Ein sehr ähnliches Phänomen macht sich mittlerweile auch in Deutschland breit. Das ist dann auch der Grund das dessen Existenz bis aufs Blut geleugnet werden muss.
EuropeanMind schrieb:Der wesentliche Unterschied in der Reaktion auf ICE unter Trump II im Vergleich zu Biden, Trump I, Obama und W. Bush II ist der Fakt, dass unter der aktuellen Regierung die Einsatztaktiken geändert und die Behörde ohne Beachtung der üblichen Standards massiv vergrößert wurde.Also kein wesentlicher Unterschied zu Kids in Cages. Erkennt man auch daran, dass ICE im Rest des Landes ohne größere Probleme arbeiten kann während im progressiven Minneapolis der Bürgerkrieg ausbricht.
Im Endeffekt wurde weniger Wert auf ordentliche Verfahren und gezielte Operationen gelegt und mehr Wert auf "Mediale Performance", wo Sicherheitskräfte halt als Militär LARPen und öffentlichkeitswirksam Leute in Ketten legen und wegschleifen für martialische TikTok-Videos.
(Vor 5 Stunden)EuropeanMind schrieb: Außerdem geht dann viel auf Quoten ("du musst X Leute pro Woche abschieben"), was dazu führt, dass man halt die einfachen und häufig kooperativen Ziele nimmt, die man halt beim Amtstermin einsammeln kann und weniger auf Kriminelle etc.Was meinst du denn wie der Deporter in Chief auf seine Zahlen gekommen ist?
(Vor 5 Stunden)EuropeanMind schrieb: Im Folgenden wird den Sicherheitskräften noch gesagt, dass die neuen Einsatztaktiken und entsprechende Gerichtsurteile bedeuten, dass sie einen Freibrief haben, bestimmte Grundrechte auszuhölen (Thema Durchsuchungsbefehle und das Betreten von Häusern, Straßenkontrollen auf Grund von racial profiling). Und wenn etwas schiefgeht und Agenten selbst diese erweiterten Grenzen überschreiten, wird das mit dem Verweis auf "absolute Immunität" abgetan oder vertuscht.
Das ist eine bewusst verzerrte Wiedergabe der tatsächlichen Rechtslage die eventuell mal auf irgendeiner Pressekonferenz ungeschickt rübergebracht wurde. Eine bewusste Problematisierung um Stimmung gegen ICE zu machen.

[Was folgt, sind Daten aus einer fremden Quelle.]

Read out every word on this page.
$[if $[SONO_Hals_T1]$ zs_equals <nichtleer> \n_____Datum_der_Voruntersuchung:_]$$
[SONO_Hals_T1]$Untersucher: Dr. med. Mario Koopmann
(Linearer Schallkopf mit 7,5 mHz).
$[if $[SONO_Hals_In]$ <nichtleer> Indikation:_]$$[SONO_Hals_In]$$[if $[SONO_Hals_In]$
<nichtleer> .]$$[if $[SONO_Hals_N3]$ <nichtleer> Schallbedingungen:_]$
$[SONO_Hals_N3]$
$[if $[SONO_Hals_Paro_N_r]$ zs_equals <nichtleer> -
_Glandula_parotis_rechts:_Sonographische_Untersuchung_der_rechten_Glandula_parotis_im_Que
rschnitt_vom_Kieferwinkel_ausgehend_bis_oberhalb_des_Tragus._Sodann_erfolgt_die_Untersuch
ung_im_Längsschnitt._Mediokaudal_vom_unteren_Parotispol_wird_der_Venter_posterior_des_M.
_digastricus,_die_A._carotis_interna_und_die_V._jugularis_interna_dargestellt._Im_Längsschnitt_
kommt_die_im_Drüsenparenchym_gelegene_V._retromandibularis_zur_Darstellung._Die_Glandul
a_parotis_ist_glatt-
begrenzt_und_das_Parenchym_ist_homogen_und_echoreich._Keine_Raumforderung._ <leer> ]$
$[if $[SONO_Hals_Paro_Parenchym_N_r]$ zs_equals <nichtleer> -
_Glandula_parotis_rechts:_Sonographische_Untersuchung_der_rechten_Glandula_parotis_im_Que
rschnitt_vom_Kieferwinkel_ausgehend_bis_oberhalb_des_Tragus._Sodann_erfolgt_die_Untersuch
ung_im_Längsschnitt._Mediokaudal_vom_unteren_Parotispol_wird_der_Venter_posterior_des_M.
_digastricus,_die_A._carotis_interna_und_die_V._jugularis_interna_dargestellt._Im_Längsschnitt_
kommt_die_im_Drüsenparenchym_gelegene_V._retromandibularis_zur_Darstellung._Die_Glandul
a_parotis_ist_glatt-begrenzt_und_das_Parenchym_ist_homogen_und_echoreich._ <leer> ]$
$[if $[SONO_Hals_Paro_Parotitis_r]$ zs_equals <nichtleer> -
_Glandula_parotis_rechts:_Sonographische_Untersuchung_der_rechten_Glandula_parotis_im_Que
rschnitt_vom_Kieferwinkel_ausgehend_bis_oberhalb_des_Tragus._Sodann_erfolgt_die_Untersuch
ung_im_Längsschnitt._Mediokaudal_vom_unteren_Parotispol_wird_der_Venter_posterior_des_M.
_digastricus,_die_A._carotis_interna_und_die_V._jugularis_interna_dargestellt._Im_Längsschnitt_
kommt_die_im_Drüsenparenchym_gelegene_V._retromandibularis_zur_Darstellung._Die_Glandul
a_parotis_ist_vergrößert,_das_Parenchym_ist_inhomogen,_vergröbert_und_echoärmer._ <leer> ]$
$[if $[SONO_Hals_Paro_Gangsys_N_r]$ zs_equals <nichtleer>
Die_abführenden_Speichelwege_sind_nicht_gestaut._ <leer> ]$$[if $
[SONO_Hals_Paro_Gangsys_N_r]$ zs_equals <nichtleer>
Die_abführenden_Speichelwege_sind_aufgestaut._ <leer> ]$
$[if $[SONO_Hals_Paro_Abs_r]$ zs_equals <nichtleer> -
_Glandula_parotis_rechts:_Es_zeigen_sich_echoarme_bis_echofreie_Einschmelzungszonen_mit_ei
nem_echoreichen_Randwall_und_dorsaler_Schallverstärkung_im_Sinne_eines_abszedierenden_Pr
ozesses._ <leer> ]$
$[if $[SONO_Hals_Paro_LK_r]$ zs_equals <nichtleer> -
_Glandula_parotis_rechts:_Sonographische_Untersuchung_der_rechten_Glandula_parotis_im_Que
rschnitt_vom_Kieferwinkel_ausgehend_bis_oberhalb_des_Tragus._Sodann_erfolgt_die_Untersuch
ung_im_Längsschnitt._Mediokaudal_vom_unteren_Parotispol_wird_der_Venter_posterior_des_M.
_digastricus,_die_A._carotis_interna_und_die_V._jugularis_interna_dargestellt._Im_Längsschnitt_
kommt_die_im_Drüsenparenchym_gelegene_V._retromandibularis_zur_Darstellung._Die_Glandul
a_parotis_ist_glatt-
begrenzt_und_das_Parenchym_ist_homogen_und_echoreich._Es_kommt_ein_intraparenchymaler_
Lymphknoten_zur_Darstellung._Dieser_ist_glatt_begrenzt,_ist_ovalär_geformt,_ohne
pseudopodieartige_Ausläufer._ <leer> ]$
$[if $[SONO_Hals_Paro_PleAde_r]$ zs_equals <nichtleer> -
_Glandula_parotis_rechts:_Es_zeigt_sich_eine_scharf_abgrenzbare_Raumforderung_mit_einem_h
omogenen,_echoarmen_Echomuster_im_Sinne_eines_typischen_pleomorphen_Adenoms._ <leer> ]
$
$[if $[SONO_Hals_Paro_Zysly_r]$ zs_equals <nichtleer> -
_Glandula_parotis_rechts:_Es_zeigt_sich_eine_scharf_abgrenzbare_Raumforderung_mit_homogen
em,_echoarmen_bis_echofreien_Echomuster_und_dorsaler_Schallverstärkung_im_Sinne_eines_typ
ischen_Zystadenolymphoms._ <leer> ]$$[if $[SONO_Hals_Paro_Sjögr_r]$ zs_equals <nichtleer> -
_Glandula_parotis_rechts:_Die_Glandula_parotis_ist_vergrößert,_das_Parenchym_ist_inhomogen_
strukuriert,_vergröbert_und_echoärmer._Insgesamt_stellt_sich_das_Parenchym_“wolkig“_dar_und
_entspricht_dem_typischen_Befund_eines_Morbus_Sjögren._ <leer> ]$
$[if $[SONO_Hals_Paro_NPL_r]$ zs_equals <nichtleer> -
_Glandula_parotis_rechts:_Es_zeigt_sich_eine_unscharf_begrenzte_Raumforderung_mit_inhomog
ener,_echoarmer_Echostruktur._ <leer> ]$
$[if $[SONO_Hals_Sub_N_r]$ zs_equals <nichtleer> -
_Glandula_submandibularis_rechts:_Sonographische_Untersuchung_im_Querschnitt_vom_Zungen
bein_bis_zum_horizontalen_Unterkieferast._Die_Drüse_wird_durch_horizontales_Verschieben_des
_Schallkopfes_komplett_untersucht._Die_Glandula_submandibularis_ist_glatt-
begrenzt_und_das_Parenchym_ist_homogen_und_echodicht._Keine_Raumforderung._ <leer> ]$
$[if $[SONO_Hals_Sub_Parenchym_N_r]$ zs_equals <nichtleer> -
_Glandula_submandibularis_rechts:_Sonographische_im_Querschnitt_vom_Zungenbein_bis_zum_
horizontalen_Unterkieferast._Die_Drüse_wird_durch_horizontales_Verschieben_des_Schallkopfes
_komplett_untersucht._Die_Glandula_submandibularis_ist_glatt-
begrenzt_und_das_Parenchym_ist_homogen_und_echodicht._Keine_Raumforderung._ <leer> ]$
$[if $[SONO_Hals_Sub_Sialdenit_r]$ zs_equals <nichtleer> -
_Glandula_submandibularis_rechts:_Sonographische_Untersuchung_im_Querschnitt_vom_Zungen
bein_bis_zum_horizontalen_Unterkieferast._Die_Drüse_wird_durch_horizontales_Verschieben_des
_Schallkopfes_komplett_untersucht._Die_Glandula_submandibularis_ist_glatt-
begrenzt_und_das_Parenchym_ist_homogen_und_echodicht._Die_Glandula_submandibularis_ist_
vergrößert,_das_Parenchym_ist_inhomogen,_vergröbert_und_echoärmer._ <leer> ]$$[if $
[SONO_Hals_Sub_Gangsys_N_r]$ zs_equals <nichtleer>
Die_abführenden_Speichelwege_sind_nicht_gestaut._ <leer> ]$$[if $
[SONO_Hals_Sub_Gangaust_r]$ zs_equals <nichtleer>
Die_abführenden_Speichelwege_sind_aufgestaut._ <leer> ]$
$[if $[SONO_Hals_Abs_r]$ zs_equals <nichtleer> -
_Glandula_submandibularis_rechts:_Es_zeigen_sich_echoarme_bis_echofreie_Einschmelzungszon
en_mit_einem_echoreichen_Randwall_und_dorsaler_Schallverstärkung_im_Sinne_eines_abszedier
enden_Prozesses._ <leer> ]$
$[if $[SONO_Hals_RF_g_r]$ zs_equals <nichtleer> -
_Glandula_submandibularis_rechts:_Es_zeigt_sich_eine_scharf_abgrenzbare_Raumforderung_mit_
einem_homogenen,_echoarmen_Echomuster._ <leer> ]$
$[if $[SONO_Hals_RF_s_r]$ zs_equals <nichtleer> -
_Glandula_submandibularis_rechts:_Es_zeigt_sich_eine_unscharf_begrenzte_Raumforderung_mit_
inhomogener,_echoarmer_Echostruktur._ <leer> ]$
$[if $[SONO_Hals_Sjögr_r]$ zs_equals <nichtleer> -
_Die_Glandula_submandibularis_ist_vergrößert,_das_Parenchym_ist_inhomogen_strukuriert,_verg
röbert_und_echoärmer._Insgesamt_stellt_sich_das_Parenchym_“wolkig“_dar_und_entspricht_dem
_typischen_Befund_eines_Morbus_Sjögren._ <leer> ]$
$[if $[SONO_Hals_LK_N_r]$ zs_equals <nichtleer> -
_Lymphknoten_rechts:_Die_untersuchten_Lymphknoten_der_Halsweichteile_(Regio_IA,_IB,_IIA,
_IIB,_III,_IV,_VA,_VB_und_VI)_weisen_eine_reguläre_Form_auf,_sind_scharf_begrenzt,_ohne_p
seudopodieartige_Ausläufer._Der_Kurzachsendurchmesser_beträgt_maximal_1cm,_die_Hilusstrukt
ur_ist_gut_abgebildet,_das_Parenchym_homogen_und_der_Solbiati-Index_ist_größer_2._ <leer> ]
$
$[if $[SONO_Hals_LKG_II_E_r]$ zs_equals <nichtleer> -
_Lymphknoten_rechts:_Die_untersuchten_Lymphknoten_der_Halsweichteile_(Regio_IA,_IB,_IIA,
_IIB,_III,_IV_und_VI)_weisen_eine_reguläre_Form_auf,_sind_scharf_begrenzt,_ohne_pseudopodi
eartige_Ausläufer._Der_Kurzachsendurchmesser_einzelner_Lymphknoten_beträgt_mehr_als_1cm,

EuropeanMind schrieb:Und das tut mir Leid, dass offen so sagen zu müssen, aber dass dann große Gruppen der Bevölkerung, die ICE und die Anti-Immigrationsziele prinzipiell befürworten und politisch normalerweise passiv bleiben, ein Bedrohungs- und Störgefühl entwickeln und sich gegen die Behörden stellen ist keine Folge von linkem Terror oder linker Organisationskunst, sondern diesen Widerstand hat sich ICE (und die verbundenen Behörden) hausgemacht.Nein, die linke Propaganda hat nun mal wieder verfangen. Ist immer das gleiche. Irgendetwas passt den Erleuchteten nicht, also macht man solange Stress bis Einsatzkräfte Fehler machen. Dann kreischt man laut, zeigt mit dem Finger drauf und randaliert wenn man seinen Willen nicht bekommt. Die Alten Medien springen dann auf, dramatisieren und verlangen eine Kurskorrektur um den Mob zu beruhigen. Je länger der Zirkus dauert, desto größer wird das Geschrei und es ist nur eine Frage der Zeit, bis genügend Republikaner kalte Füße bekommen und der progressive Mob seinen Willen bekommt.
Das die Einsatzkräfte im vorliegenden Fall einige einfach vermeidbare Fehler gemacht und die Kommunikation des DHS desaströs war tut dieser grundsätzlichen Mechanik keinen Abbruch.